During the primary, former Alabama Chief Justice Roy Moore led the field with around 39 percent of the vote. Incumbent Senator Luther Strange finished second in that race with 33 percent of the vote. The balance was divided between a handful of other Republicans with Congressman Mo Brooks comprising the larger share of that vote balance.
Now, despite having been the victim of a barrage of attack ads portraying him as weak on border security and in opposition to President Trump’s agenda, Congressman Mo Brooks has officially endorsed Strange and is urging his voters to cast their votes in favor of the incumbent. President Trump is also flying into Alabama on Saturday to speak at a rally in support of Strange’s struggling yet surging campaign.
Strange has raised additional millions for radio and television ads attacking Moore. He’s relying heavily on support from Senator Mitch McConnell, the U.S. Chamber of Commerce and the National Rifle Association to get his message out.
Moore on the other hand has struggled on the fundraising side, but has received some funding from national conservative media types like Sean Hannity and former White House advisor Steve Bannon.

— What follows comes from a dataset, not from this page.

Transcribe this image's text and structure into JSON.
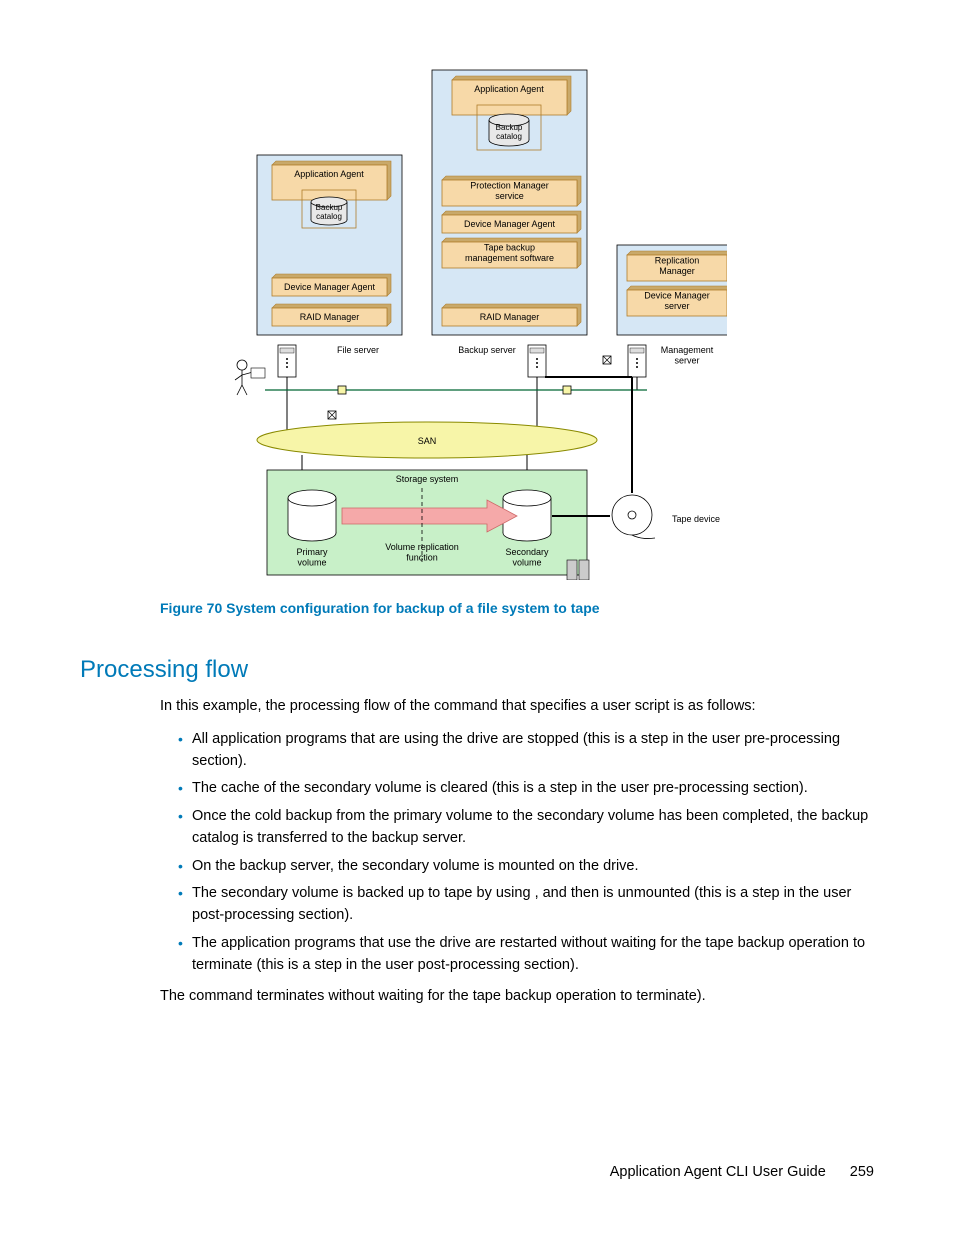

His largest base of support comes from Trial lawyers who have been loyal Moore supporters over the years.
Pro-business and socially moderate Republicans are worried about having Moore in the U.S. Senate. They worry out loud that adding him to an already dysfunctional body would be bad for Alabama and the country. Moore has a history of falling on religious and political swords for his own gain — and I can only imagine what he’d do if he manages to get elected to the Senate.
The winner of the Republican primary runoff will face Democrat Doug Jones in December. Over the last couple decades, the race is generally settled in the Republican primary as Democrats have lost almost all influence statewide.
Whether that is the case this time remains to be seen if Moore wins the Republican nomination.